UX Case Study · Visual & Information Design · Spring 2026
Designer
Ghazal
Mojtahedi
Project
Charles Ostman — Redesigning a Futurist's Digital Presence
A redesign addressing five core issues — grid structure, navigation, figure-ground separation, typography, and color accessibility.
Redesigned by Ghazal Mojtahedi
Skills Demonstrated
Problem Statement
A visually chaotic site failing its audience
The Charles Ostman website suffered from a complex background overwhelming content, inconsistent typography with no clear hierarchy, highly saturated competing colors reducing accessibility, a broken grid with random element placement, and confusing navigation — all creating a high cognitive load experience that made the site difficult to scan, navigate, and understand.
Design Process
01
Audit
Analyzed the site across grid, navigation, hierarchy, typography, and color to identify friction points.
02
Framework
Applied Gestalt principles and Universal Principles of Design as the theoretical lens.
03
Redesign
Created high-fidelity redesigns for each issue — grid, navigation, figure-ground, typography, color.
04
Evaluate
Tested for color blindness accessibility and compared against originals to verify improvements.
Issues & Solutions
Five problems.
Five solutions.
Original — Before
Redesigned — After
Issue 01 · Grid Structure
No clear grid — random element placement
The original appeared to have a three-column layout but alignment was inconsistent.

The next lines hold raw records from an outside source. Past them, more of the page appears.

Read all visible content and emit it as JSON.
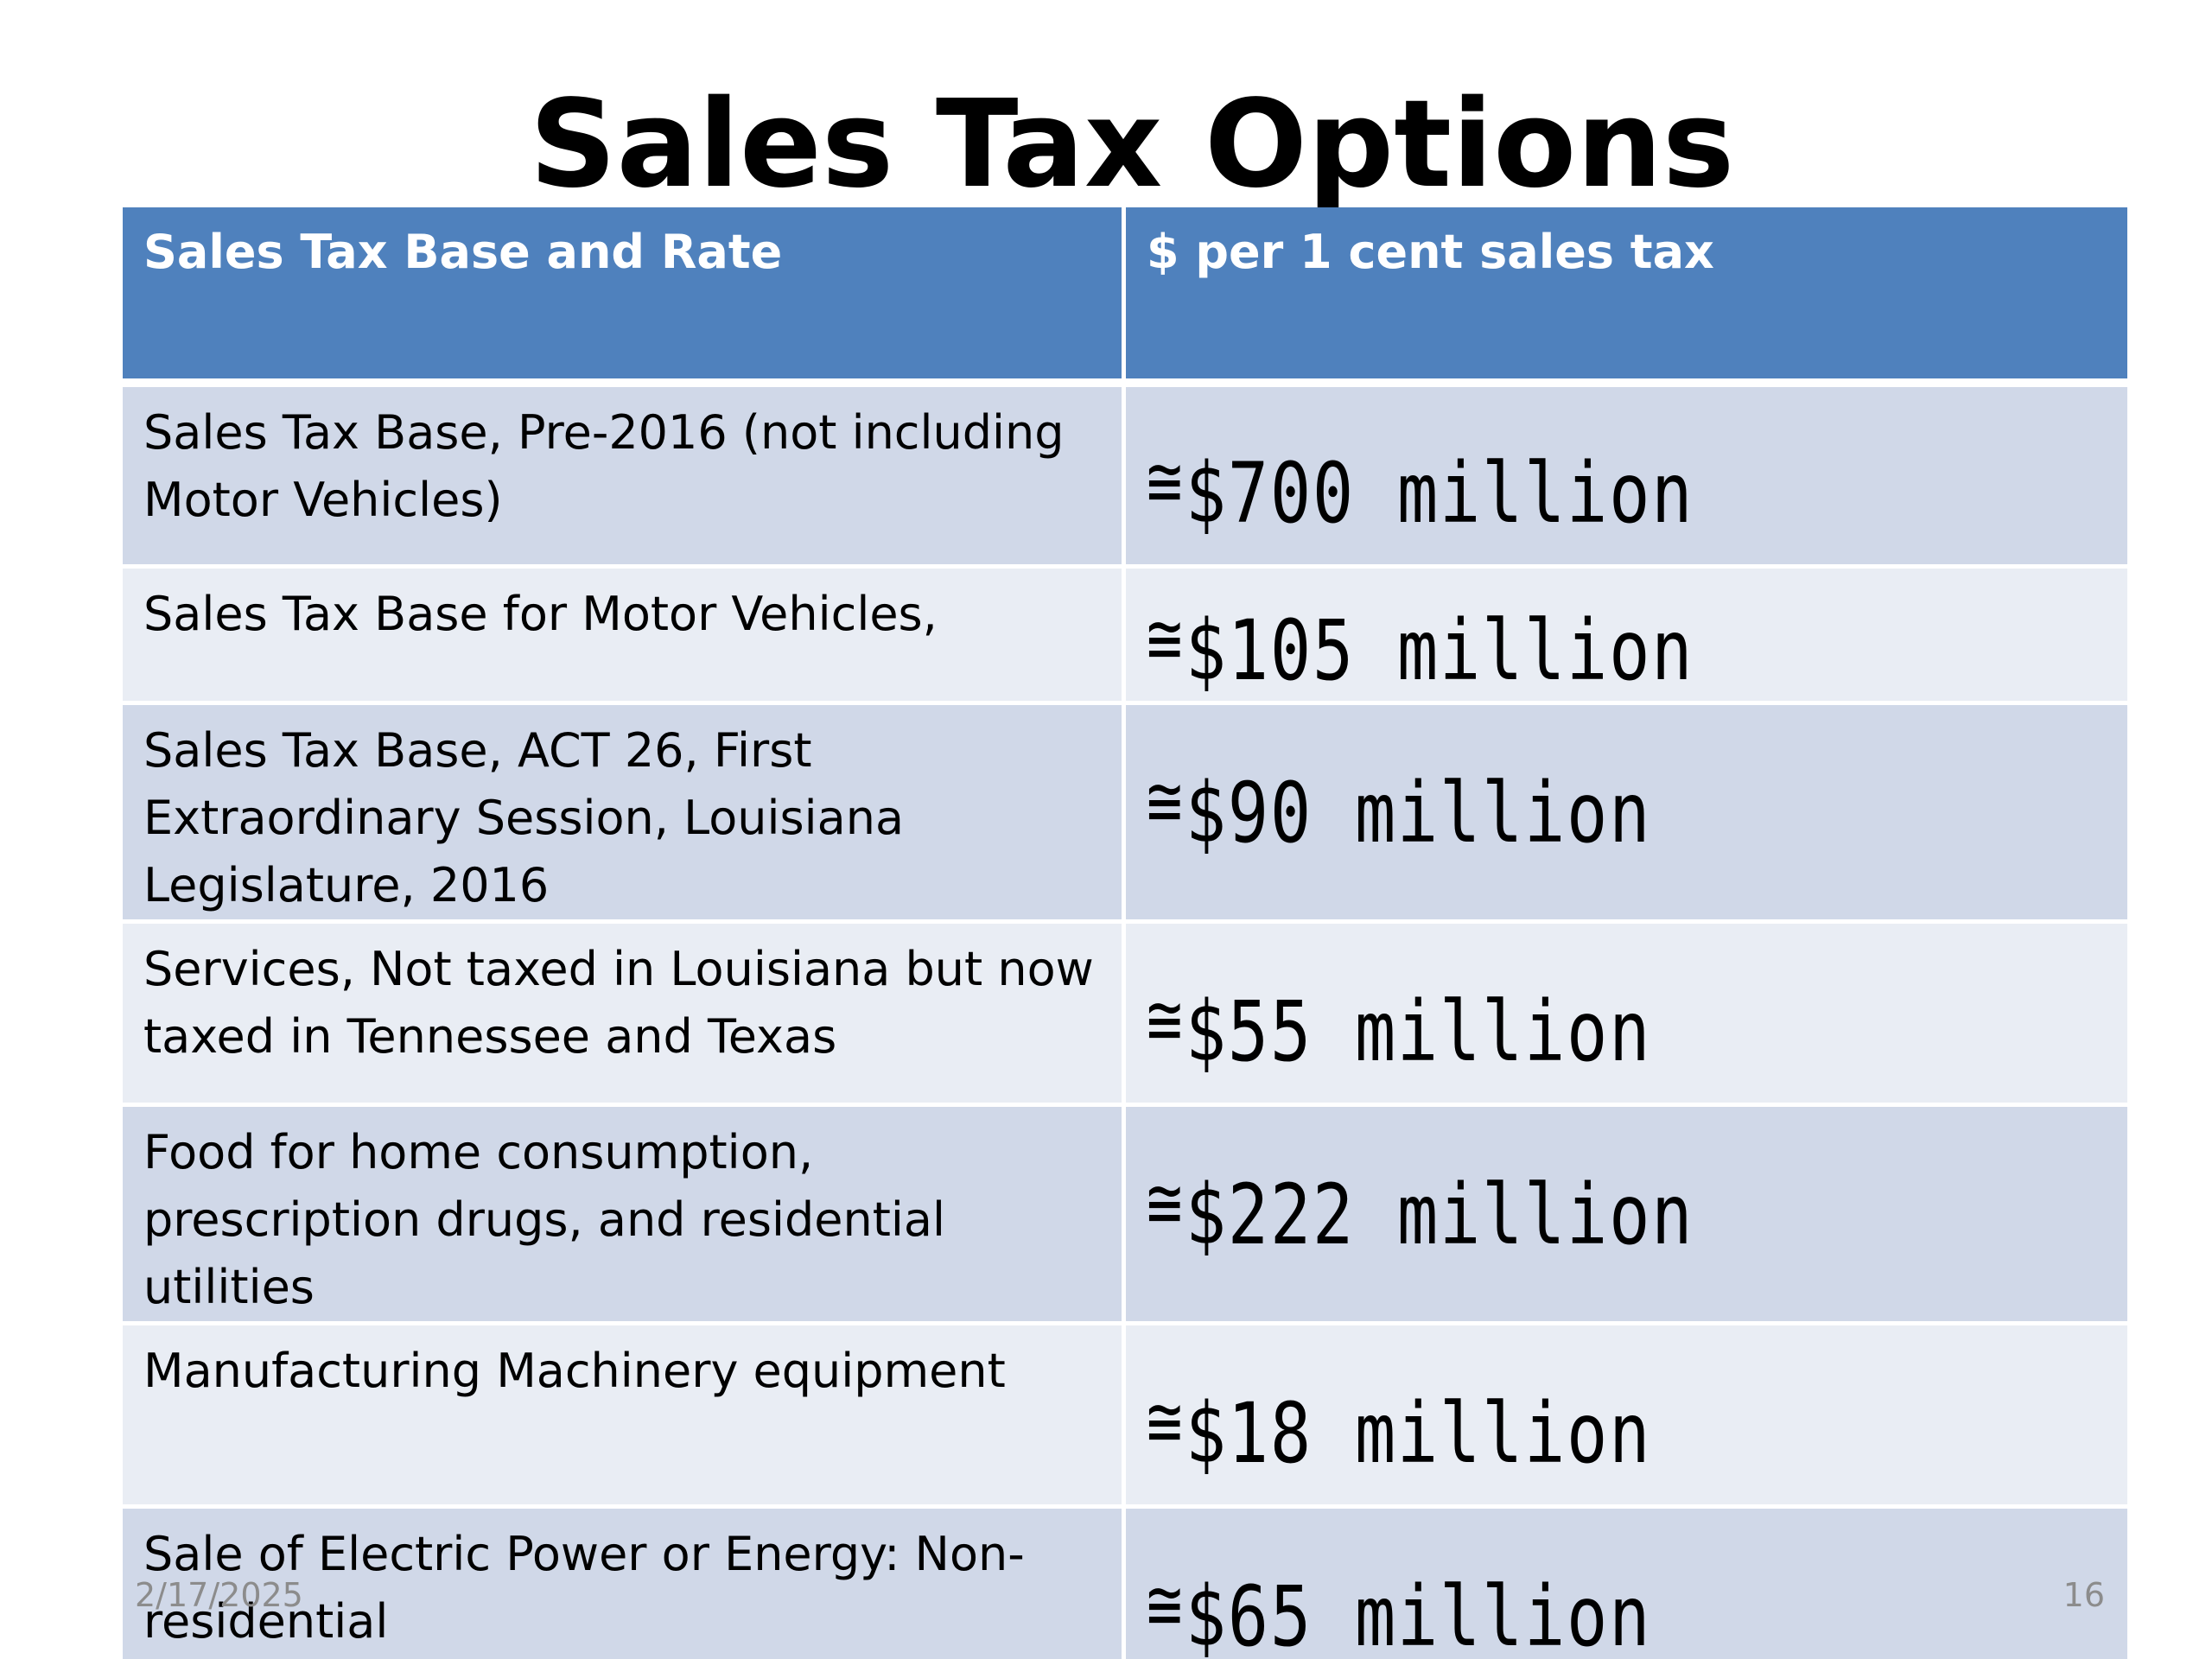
{
  "slide": {
    "title": "Sales Tax Options",
    "date": "2/17/2025",
    "page_number": "16"
  },
  "table": {
    "headers": [
      "Sales Tax Base and Rate",
      "$ per 1 cent sales tax"
    ],
    "approx_symbol": "≅",
    "rows": [
      {
        "base": "Sales Tax Base, Pre-2016 (not including Motor Vehicles)",
        "value": "$700 million"
      },
      {
        "base": "Sales Tax Base for Motor Vehicles,",
        "value": "$105 million"
      },
      {
        "base": "Sales Tax Base, ACT 26, First Extraordinary Session, Louisiana Legislature, 2016",
        "value": "$90 million"
      },
      {
        "base": "Services, Not taxed in Louisiana but now taxed in Tennessee and Texas",
        "value": "$55 million"
      },
      {
        "base": "Food for home consumption, prescription drugs, and residential utilities",
        "value": "$222 million"
      },
      {
        "base": "Manufacturing Machinery equipment",
        "value": "$18 million"
      },
      {
        "base": "Sale of Electric Power or Energy: Non-residential",
        "value": "$65 million"
      }
    ]
  },
  "colors": {
    "header_bg": "#4f81bd",
    "row_dark": "#d0d8e8",
    "row_light": "#e9edf4"
  }
}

No visual hierarchy made it impossible to distinguish headings from links or content types, increasing cognitive load significantly.
Solution →
Introduced a strict column grid organizing content into clear vertical sections, separating images, text, and media into defined columns — reducing cognitive load and improving scannability.
Issue 02 · Navigation
Overwhelming menus with no labels or grouping
Images lacked labels or clickable cues — users couldn't tell if elements were interactive. No content grouping meant users had to guess their way through the archive rather than being guided.
Solution →
Redesigned the archive with search and filtering by topic, media type, year, and institution — aligning with how users expect archive systems to work and making navigation predictable.

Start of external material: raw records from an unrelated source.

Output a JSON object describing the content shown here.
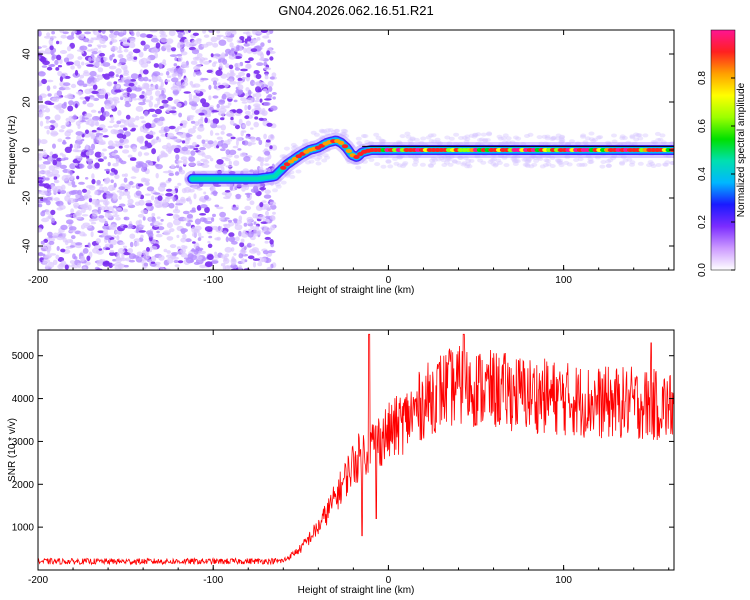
{
  "chart_data": [
    {
      "type": "heatmap",
      "title": "GN04.2026.062.16.51.R21",
      "xlabel": "Height of straight line (km)",
      "ylabel": "Frequency (Hz)",
      "xlim": [
        -200,
        163
      ],
      "ylim": [
        -50,
        50
      ],
      "xticks": [
        -200,
        -100,
        0,
        100
      ],
      "yticks": [
        -40,
        -20,
        0,
        20,
        40
      ],
      "colorbar": {
        "label": "Normalized spectral amplitude",
        "range": [
          0,
          1
        ],
        "ticks": [
          0.0,
          0.2,
          0.4,
          0.6,
          0.8
        ],
        "colors": [
          "#ffffff",
          "#cc99ff",
          "#7b2cff",
          "#1a1aff",
          "#00b7ff",
          "#00e0b0",
          "#00e000",
          "#9cff00",
          "#ffff00",
          "#ffa000",
          "#ff2020",
          "#ff1493"
        ]
      },
      "noise_region": [
        -200,
        -65
      ],
      "ridge_x": [
        -110,
        -90,
        -75,
        -65,
        -58,
        -50,
        -45,
        -40,
        -35,
        -30,
        -27,
        -24,
        -21,
        -18,
        -15,
        -10,
        0,
        10,
        30,
        60,
        100,
        140,
        163
      ],
      "ridge_y": [
        -12,
        -12,
        -12,
        -11,
        -6,
        -2,
        0,
        1,
        3,
        4,
        3,
        1,
        -2,
        -3,
        -1,
        0,
        0,
        0,
        0,
        0,
        0,
        0,
        0
      ],
      "flat_line_y": 1.5
    },
    {
      "type": "line",
      "title": "",
      "xlabel": "Height of straight line (km)",
      "ylabel": "SNR (10 * v/v)",
      "xlim": [
        -200,
        163
      ],
      "ylim": [
        0,
        5600
      ],
      "xticks": [
        -200,
        -100,
        0,
        100
      ],
      "yticks": [
        1000,
        2000,
        3000,
        4000,
        5000
      ],
      "series_color": "#ff0000",
      "envelope": {
        "x": [
          -200,
          -100,
          -60,
          -50,
          -40,
          -30,
          -20,
          -10,
          0,
          10,
          20,
          30,
          40,
          60,
          80,
          100,
          120,
          140,
          163
        ],
        "y": [
          200,
          200,
          210,
          500,
          1000,
          1700,
          2500,
          2900,
          3200,
          3500,
          3900,
          4200,
          4300,
          4200,
          4100,
          4000,
          3900,
          3900,
          3800
        ]
      },
      "spikes": [
        {
          "x": -11,
          "y": 5500
        },
        {
          "x": -7,
          "y": 1200
        },
        {
          "x": -15,
          "y": 800
        },
        {
          "x": 43,
          "y": 5500
        },
        {
          "x": 150,
          "y": 5300
        }
      ]
    }
  ]
}
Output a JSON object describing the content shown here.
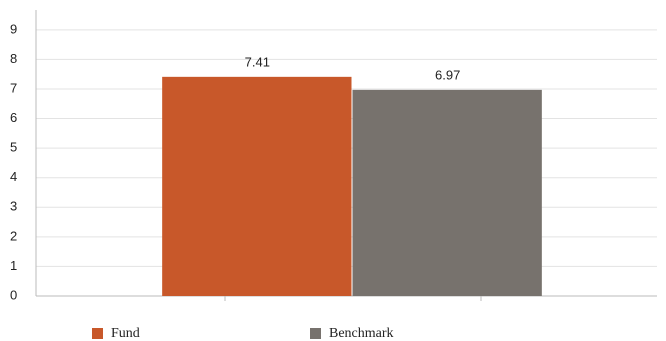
{
  "chart_data": {
    "type": "bar",
    "categories": [
      null
    ],
    "series": [
      {
        "name": "Fund",
        "color": "#c8582a",
        "values": [
          7.41
        ]
      },
      {
        "name": "Benchmark",
        "color": "#77726d",
        "values": [
          6.97
        ]
      }
    ],
    "ylim": [
      0,
      9.67
    ],
    "yticks": [
      0,
      1,
      2,
      3,
      4,
      5,
      6,
      7,
      8,
      9
    ],
    "grid": true
  }
}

Issue 03 · Gestalt · Figure-Ground
Text blends into complex background imagery
The visually dominant background made it impossible to separate content from the ground. High cognitive effort was required just to read the page, directly violating the Gestalt figure-ground principle.
Solution →
Added a darker overlay, organized the layout into structured sections, and increased white space — making it easy for users to differentiate text and interface elements from the background.
Issue 04 · Typography
Multiple competing typefaces with no hierarchy
Inconsistent font styles and too many typefaces made the design feel cluttered. Users couldn't identify the most important information or how to scan the page efficiently.
Solution →
Unified to a single typeface (Roboto) with a consistent weight system — regular, medium, bold — creating a clear hierarchy between headings, subheadings, and body text.
Issue 05 · Color Theory
Saturated competing colors reducing accessibility
Bright blue, yellow, and pink on complex backgrounds weakened hierarchy. Color blindness testing revealed text on images was nearly invisible — a significant accessibility failure.
Solution →
Reduced to a consistent, balanced palette with improved contrast ratios — preserving the futuristic tone of the original while fixing readability and passing color blindness accessibility tests.
Reflection
What I took away
Visual hierarchy isn't decorative — when users can't distinguish headings from body text or content from background, the entire experience breaks down regardless of how interesting the content is.
Gestalt principles gave me a precise vocabulary for explaining why certain designs feel confusing — the figure-ground problem here wasn't just "hard to read" but a specific cognitive failure that could be fixed systematically.
Color accessibility testing revealed problems invisible to most users — designing for color blindness made the redesign better for everyone, not just those with visual impairments.
Preserving the original tone while improving usability was the hardest balance — the futuristic aesthetic was core to Ostman's identity, so the redesign had to feel like an evolution, not a replacement.